Christine Delphy, teórica feminista radical, expressa esse ponto de vista mais claramente
(Delphy 1993). Ela explica que é muito errado ver o problema com gêneros como sendo o de
uma atribuição rígida de certas qualidades e comportamentos que podem ser resolvidos pela
androginia, na qual os comportamentos de masculinidade e feminilidade podem ser misturados.

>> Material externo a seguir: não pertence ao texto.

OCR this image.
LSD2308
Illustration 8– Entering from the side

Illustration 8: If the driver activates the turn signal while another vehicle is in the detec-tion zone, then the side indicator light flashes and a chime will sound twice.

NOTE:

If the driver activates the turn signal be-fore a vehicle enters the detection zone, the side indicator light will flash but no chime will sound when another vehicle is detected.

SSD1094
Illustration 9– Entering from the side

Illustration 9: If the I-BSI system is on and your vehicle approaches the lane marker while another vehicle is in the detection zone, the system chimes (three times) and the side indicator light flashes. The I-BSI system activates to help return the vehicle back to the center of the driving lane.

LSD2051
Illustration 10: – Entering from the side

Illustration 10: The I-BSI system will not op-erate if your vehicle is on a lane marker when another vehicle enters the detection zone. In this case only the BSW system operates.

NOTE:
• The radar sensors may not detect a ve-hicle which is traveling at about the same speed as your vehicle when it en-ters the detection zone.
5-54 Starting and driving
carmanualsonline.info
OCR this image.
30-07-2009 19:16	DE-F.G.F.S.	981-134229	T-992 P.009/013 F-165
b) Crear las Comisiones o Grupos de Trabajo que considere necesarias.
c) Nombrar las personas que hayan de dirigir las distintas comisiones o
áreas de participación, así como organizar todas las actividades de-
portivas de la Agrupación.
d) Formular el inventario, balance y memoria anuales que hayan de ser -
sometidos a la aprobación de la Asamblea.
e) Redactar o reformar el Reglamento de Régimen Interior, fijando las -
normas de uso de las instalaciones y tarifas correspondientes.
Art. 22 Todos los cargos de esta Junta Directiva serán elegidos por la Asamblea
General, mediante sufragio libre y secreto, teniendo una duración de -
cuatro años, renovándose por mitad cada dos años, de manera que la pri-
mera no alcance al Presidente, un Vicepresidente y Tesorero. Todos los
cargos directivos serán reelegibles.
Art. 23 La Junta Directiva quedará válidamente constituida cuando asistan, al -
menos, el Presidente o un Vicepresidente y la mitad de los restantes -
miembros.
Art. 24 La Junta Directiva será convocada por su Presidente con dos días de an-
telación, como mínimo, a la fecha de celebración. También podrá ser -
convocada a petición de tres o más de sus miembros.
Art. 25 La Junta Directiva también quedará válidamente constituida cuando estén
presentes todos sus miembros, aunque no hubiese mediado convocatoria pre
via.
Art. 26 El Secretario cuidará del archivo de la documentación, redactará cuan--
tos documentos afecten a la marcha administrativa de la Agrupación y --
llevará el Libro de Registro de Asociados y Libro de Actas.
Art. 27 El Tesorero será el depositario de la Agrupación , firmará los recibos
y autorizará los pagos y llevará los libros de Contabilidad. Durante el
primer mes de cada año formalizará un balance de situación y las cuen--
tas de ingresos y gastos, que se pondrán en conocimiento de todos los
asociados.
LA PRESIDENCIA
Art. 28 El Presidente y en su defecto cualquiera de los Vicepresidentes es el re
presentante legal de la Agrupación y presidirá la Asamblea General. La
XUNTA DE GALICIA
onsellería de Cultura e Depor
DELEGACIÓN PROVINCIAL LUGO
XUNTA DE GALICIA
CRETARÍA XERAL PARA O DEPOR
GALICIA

Os dois gêneros atuais, ela diz, são na verdade os comportamentos da dominação masculina e
da submissão feminina. Com o fim da dominação masculina, esses comportamentos não teriam
substância. Eles se tornariam inimagináveis e seres humanos precisariam imaginar novas formar
de se relacionar que não incluíssem comportamentos que não aflorassem de um sistema político
suplantado.

O entendimento de gênero como formas de comportamento dominante e subordinado põe em


cheque a ideia de que podem existir muitos “gêneros”. Só podem existir formas de expressar a
dominação e submissão por outros que não os atores atuais. Os gêneros continuam dois. A
abordagem queer que celebra a “performance” de gênero e sua diversidade necessariamente
mantém os dois gêneros em circulação. Invés de eliminar comportamentos dominante e
submissos, ela os reproduz.

Assim, todos os teóricos e ativistas queer que buscam performar o gênero podem ser vistos
como lealistas de gênero com participação na manutenção do sistema de gênero da supremacia
masculina. Todos os abarcados pela política queer cuja inclusão assenta na performance da
dominação masculina e submissão feminina de atores incomuns, drag, machona/afeminado,
travestis ou transsexualismo estão engajando em comportamentos que são estritamente
limitados no tempo.

Seus comportamentos de escolha, aos quais empenham grande atenção, investimentos


financeiros e partes de seus corpos, não são imagináveis em um mundo além do domínio
masculino. Invés de ser algo revolucionário de alguma forma, são anacronismos históricos. Essas
pessoas também estão engajando em comportamentos que são opostos ao projeto feminista de
eliminação do gênero, portanto, ajudando a manter a vigência do gênero.